The lyrics have been revised according to a newly compiled annotation guide, which unifies the music industry’s lyrics transcription and formatting guidelines, covering aspects such as punctuation, line breaks, spelling, background vocals, and non-word sounds.
This page visualizes the differences between the original JamendoLyrics dataset and our revision.
Please note that the dataset is not time-aligned as it does not easily map to the timestamps from JamendoLyrics. To evaluate automatic lyrics alignment (ALA), please use JamendoLyrics directly.
Apart from the classical word error rate, the benchmark includes metrics that take into account letter case, punctuation and line/section breaks.
The benchmark is described in our forthcoming ISMIR 2024 paper Lyrics Transcription for Humans: A Readability-Aware Benchmark (and an earlier version in the ISMIR 2023 late-breaking demo Jam-ALT: A Formatting-Aware Lyrics Transcription Benchmark).
Running the benchmark
The dataset can be loaded easily using Hugging Face datasets
and the evaluation is implemented in our alt-eval
package:
from datasets import load_dataset
from alt_eval import compute_metrics
dataset = load_dataset("audioshake/jam-alt", trust_remote_code=True, revision="v1.0.0")["test"]
# transcriptions: list[str]
compute_metrics(dataset["text"], transcriptions, languages=dataset["language"])
By default, the dataset includes the audio, allowing you to run transcription directly. For example, the following code can be used to evaluate Whisper:
dataset = load_dataset("audioshake/jam-alt", trust_remote_code=True, revision="v1.0.0")["test"]
dataset = dataset.cast_column("audio", datasets.Audio(decode=False)) # Get the raw audio file, let Whisper decode it
model = whisper.load_model("tiny")
transcriptions = [
"\n".join(s["text"].strip() for s in model.transcribe(a["path"])["segments"])
for a in dataset["audio"]
]
compute_metrics(dataset["text"], transcriptions, languages=dataset["language"])

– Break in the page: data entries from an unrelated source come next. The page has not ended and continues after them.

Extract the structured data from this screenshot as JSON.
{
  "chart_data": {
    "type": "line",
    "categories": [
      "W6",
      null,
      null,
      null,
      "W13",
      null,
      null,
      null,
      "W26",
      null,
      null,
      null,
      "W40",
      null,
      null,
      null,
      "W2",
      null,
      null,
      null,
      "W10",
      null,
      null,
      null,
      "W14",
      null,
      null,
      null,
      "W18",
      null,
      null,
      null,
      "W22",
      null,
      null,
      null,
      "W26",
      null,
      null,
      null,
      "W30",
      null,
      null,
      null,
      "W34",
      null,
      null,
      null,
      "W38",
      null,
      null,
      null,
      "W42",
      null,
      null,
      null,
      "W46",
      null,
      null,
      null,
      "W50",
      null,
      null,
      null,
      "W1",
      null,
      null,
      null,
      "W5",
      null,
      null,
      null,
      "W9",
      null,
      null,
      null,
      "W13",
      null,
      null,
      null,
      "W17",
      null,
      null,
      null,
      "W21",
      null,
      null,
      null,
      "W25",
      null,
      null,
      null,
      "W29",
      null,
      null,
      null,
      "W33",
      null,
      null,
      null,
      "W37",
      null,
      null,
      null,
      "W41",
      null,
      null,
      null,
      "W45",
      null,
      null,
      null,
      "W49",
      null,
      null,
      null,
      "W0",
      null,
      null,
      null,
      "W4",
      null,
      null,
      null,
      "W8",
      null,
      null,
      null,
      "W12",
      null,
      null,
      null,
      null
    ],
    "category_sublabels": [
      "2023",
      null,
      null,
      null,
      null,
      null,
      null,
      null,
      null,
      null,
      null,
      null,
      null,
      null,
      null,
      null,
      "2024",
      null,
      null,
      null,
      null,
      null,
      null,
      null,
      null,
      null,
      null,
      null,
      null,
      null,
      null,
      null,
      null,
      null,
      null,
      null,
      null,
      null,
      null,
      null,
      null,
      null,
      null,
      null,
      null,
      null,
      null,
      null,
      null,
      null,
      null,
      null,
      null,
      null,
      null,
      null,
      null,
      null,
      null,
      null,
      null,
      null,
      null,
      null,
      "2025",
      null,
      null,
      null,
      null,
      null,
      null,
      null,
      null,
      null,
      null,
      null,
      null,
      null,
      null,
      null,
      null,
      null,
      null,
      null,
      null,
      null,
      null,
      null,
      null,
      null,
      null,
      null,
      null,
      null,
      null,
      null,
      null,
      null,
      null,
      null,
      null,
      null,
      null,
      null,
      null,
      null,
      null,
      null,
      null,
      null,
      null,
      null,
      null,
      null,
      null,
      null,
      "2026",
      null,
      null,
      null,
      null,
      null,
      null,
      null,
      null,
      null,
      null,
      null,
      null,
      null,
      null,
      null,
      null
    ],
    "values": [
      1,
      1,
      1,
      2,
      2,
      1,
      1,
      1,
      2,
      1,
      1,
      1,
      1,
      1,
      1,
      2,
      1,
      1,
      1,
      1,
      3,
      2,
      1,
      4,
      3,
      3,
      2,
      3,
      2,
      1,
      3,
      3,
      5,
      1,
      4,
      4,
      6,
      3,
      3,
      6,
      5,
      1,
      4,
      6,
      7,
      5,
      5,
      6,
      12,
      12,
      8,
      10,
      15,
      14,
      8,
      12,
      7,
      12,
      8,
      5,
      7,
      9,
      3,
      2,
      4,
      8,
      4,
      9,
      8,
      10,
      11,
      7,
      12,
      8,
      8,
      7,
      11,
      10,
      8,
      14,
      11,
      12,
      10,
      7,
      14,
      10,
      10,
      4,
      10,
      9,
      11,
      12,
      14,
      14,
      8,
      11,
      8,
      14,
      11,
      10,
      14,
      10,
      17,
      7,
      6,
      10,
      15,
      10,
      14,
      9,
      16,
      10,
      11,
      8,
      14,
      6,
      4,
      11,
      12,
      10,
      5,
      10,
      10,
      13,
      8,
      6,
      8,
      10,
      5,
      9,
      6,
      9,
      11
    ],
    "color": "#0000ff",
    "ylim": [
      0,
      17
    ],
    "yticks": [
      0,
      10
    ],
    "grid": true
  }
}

Alternatively, if you already have transcriptions, you might prefer to skip loading the audio:
dataset = load_dataset("audioshake/jam-alt", trust_remote_code=True, revision="v1.0.0", with_audio=False)["test"]
Citation
When using the benchmark, please cite our ISMIR 2024 paper as well as the original JamendoLyrics paper:
@misc{cifka-2024-jam-alt,
author = {Ond\v{r}ej C\'ifka and
Hendrik Schreiber and
Luke Miner and
Fabian-Robert St\"oter},
title = {Lyrics Transcription for Humans: A Readability-Aware Benchmark},
booktitle = {Proceedings of the 25th International Society for
Music Information Retrieval Conference},
year = 2024,
publisher = {ISMIR},
note = {to appear; preprint arXiv:2408.06370}
}
@inproceedings{durand-2023-contrastive,
author={Durand, Simon and Stoller, Daniel and Ewert, Sebastian},
booktitle={2023 IEEE International Conference on Acoustics, Speech and Signal Processing (ICASSP)},
title={Contrastive Learning-Based Audio to Lyrics Alignment for Multiple Languages},
year={2023},
pages={1-5},
address={Rhodes Island, Greece},
doi={10.1109/ICASSP49357.2023.10096725}
}